On dates, focus on getting to know the person you’re with as a person, not as a potential mate and coparent. This is how you should approach all dates, in general, no matter how you feel about kids. After you’ve gone out a few times, you should have some idea if you’re compatible or not. ONLY if you’re compatible should you even think about mentioning your desire to have children (and this doesn’t mean date 3 is the perfect time to roll it out).

On dates, focus on getting to know the person you’re with as a person, not as a potential mate and coparent. This is how you should approach all dates, in general, no matter how you feel about kids.

If the chemistry is there and you’re seeing a lot of each other, it might be a good time to throw out the kids thing. A simple, “Have you ever thought about having kids?” should get you to yes/no/maybe, and you can evaluate from there. Or you can dig into one another’s families and use that as a jumping-off point (“My sister and I hated one another growing up, but we’re super close now. I babysit her kids all the time… I love being the auntie, and I want kids myself one day. How do you feel about kids?”).

Finally? You can date women who aren’t into kids and keep looking for the co-parent of your dreams. You can consciously choose to be a single mom. You can marry someone with kids. Or you can adopt, foster, or otherwise get involved in a child’s life. Popping out your own biological child isn’t the only way to be a parent…

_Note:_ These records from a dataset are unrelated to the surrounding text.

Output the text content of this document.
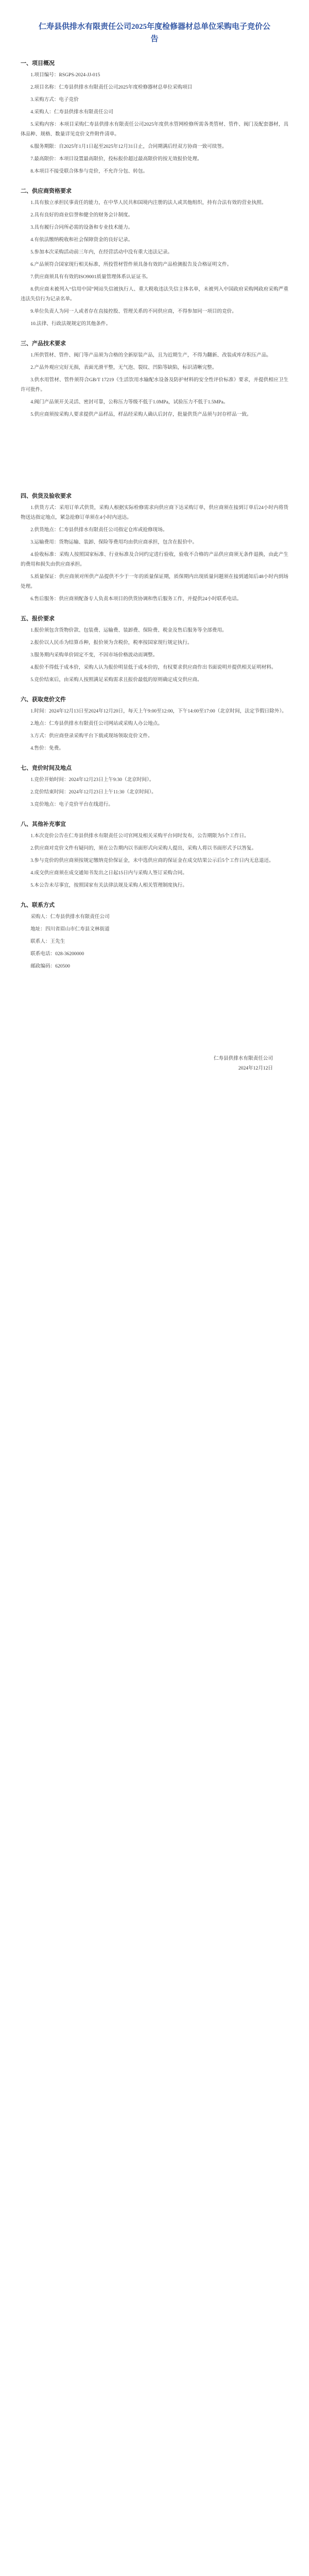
仁寿县供排水有限责任公司2025年度检修器材总单位采购电子竞价公告
一、项目概况

1.项目编号：RSGPS-2024-JJ-015

2.项目名称：仁寿县供排水有限责任公司2025年度检修器材总单位采购项目

3.采购方式：电子竞价

4.采购人：仁寿县供排水有限责任公司

5.采购内容：本项目采购仁寿县供排水有限责任公司2025年度供水管网检修所需各类管材、管件、阀门及配套器材，具体品种、规格、数量详见竞价文件附件清单。

6.服务期限：自2025年1月1日起至2025年12月31日止，合同期满后经双方协商一致可续签。

7.最高限价：本项目设置最高限价，投标报价超过最高限价的按无效报价处理。

8.本项目不接受联合体参与竞价，不允许分包、转包。

二、供应商资格要求

1.具有独立承担民事责任的能力，在中华人民共和国境内注册的法人或其他组织，持有合法有效的营业执照。

2.具有良好的商业信誉和健全的财务会计制度。

3.具有履行合同所必需的设备和专业技术能力。

4.有依法缴纳税收和社会保障资金的良好记录。

5.参加本次采购活动前三年内，在经营活动中没有重大违法记录。

6.产品须符合国家现行相关标准，所投管材管件须具备有效的产品检测报告及合格证明文件。

7.供应商须具有有效的ISO9001质量管理体系认证证书。

8.供应商未被列入“信用中国”网站失信被执行人、重大税收违法失信主体名单，未被列入中国政府采购网政府采购严重违法失信行为记录名单。

9.单位负责人为同一人或者存在直接控股、管理关系的不同供应商，不得参加同一项目的竞价。

10.法律、行政法规规定的其他条件。

三、产品技术要求

1.所供管材、管件、阀门等产品须为合格的全新原装产品，且为近期生产，不得为翻新、改装或库存积压产品。

2.产品外观应完好无损，表面光滑平整，无气泡、裂纹、凹陷等缺陷，标识清晰完整。

3.供水用管材、管件须符合GB/T 17219《生活饮用水输配水设备及防护材料的安全性评价标准》要求，并提供相应卫生许可批件。

4.阀门产品须开关灵活、密封可靠，公称压力等级不低于1.0MPa，试验压力不低于1.5MPa。

5.供应商须按采购人要求提供产品样品，样品经采购人确认后封存，批量供货产品须与封存样品一致。

四、供货及验收要求

1.供货方式：采用订单式供货，采购人根据实际检修需求向供应商下达采购订单，供应商须在接到订单后24小时内将货物送达指定地点，紧急抢修订单须在4小时内送达。

2.供货地点：仁寿县供排水有限责任公司指定仓库或抢修现场。

3.运输费用：货物运输、装卸、保险等费用均由供应商承担，包含在报价中。

4.验收标准：采购人按照国家标准、行业标准及合同约定进行验收，验收不合格的产品供应商须无条件退换，由此产生的费用和损失由供应商承担。

5.质量保证：供应商须对所供产品提供不少于一年的质量保证期，质保期内出现质量问题须在接到通知后48小时内到场处理。

6.售后服务：供应商须配备专人负责本项目的供货协调和售后服务工作，并提供24小时联系电话。

五、报价要求

1.报价须包含货物价款、包装费、运输费、装卸费、保险费、税金及售后服务等全部费用。

2.报价以人民币为结算币种，报价须为含税价，税率按国家现行规定执行。

3.服务期内采购单价固定不变，不因市场价格波动而调整。

4.报价不得低于成本价，采购人认为报价明显低于成本价的，有权要求供应商作出书面说明并提供相关证明材料。

5.竞价结束后，由采购人按照满足采购需求且报价最低的原则确定成交供应商。

六、获取竞价文件

1.时间：2024年12月13日至2024年12月20日，每天上午9:00至12:00，下午14:00至17:00（北京时间，法定节假日除外）。

2.地点：仁寿县供排水有限责任公司网站或采购人办公地点。

3.方式：供应商登录采购平台下载或现场领取竞价文件。

4.售价：免费。

七、竞价时间及地点

1.竞价开始时间：2024年12月23日上午9:30（北京时间）。

2.竞价结束时间：2024年12月23日上午11:30（北京时间）。

3.竞价地点：电子竞价平台在线进行。

八、其他补充事宜

1.本次竞价公告在仁寿县供排水有限责任公司官网及相关采购平台同时发布，公告期限为5个工作日。

2.供应商对竞价文件有疑问的，须在公告期内以书面形式向采购人提出，采购人将以书面形式予以答复。

3.参与竞价的供应商须按规定缴纳竞价保证金，未中选供应商的保证金在成交结果公示后5个工作日内无息退还。

4.成交供应商须在成交通知书发出之日起15日内与采购人签订采购合同。

5.本公告未尽事宜，按照国家有关法律法规及采购人相关管理制度执行。

九、联系方式

采购人：仁寿县供排水有限责任公司

地址：四川省眉山市仁寿县文林街道

联系人：王先生

联系电话：028-36200000

邮政编码：620500

仁寿县供排水有限责任公司
2024年12月12日
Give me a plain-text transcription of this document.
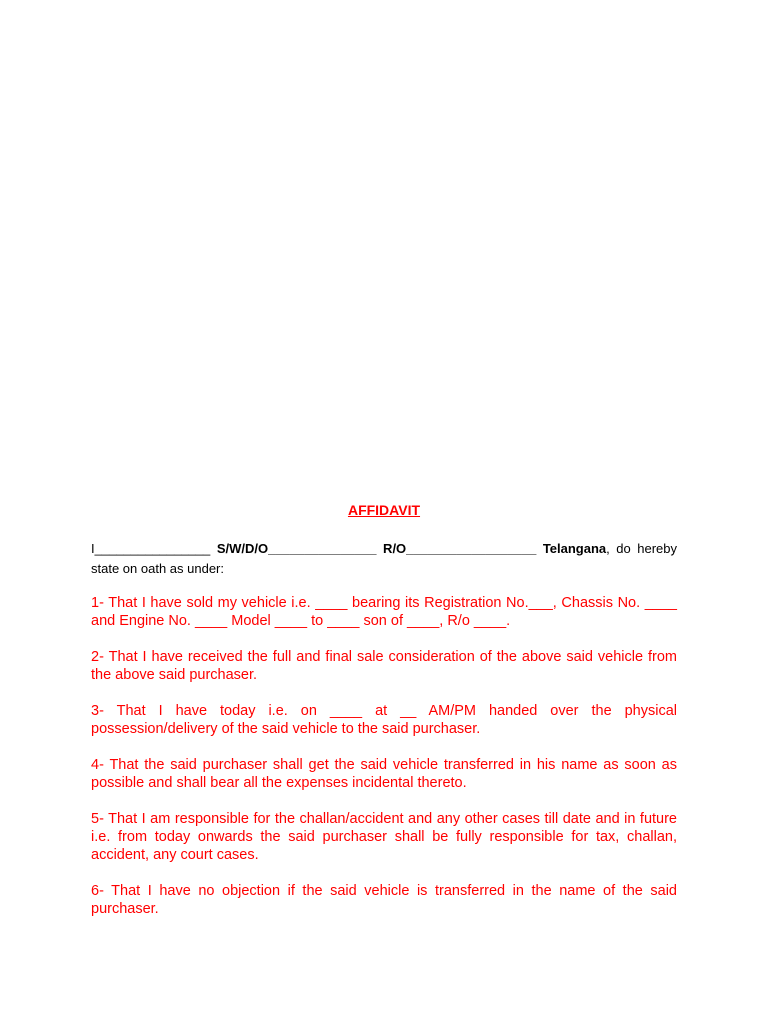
AFFIDAVIT
I________________ S/W/D/O_______________ R/O__________________ Telangana, do hereby state on oath as under:

1- That I have sold my vehicle i.e. ____ bearing its Registration No.___, Chassis No. ____ and Engine No. ____ Model ____ to ____ son of ____, R/o ____.

2- That I have received the full and final sale consideration of the above said vehicle from the above said purchaser.

3- That I have today i.e. on ____ at __ AM/PM handed over the physical possession/delivery of the said vehicle to the said purchaser.

4- That the said purchaser shall get the said vehicle transferred in his name as soon as possible and shall bear all the expenses incidental thereto.

5- That I am responsible for the challan/accident and any other cases till date and in future i.e. from today onwards the said purchaser shall be fully responsible for tax, challan, accident, any court cases.

6- That I have no objection if the said vehicle is transferred in the name of the said purchaser.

With regard to your latter question, dating or marrying into a family is a great way to acquire kids IF you can handle being the stepparent/second mother to these kids. Ask yourself if you’ll raise those kids like your own, and/or love them like your own — especially if you and their mother then decide to have a baby of your own. Those family dynamics are tricky to navigate, and not everyone is well-equipped to be a loving father to children who aren’t biologically theirs. It would be just as unfair for you to date a woman with kids if you were not prepared to truly co-parent them as it would be for a childfree woman to lead you on under the guise of “maybe someday I’ll change my mind.”

Good luck! I hope you find the right way to get what you want.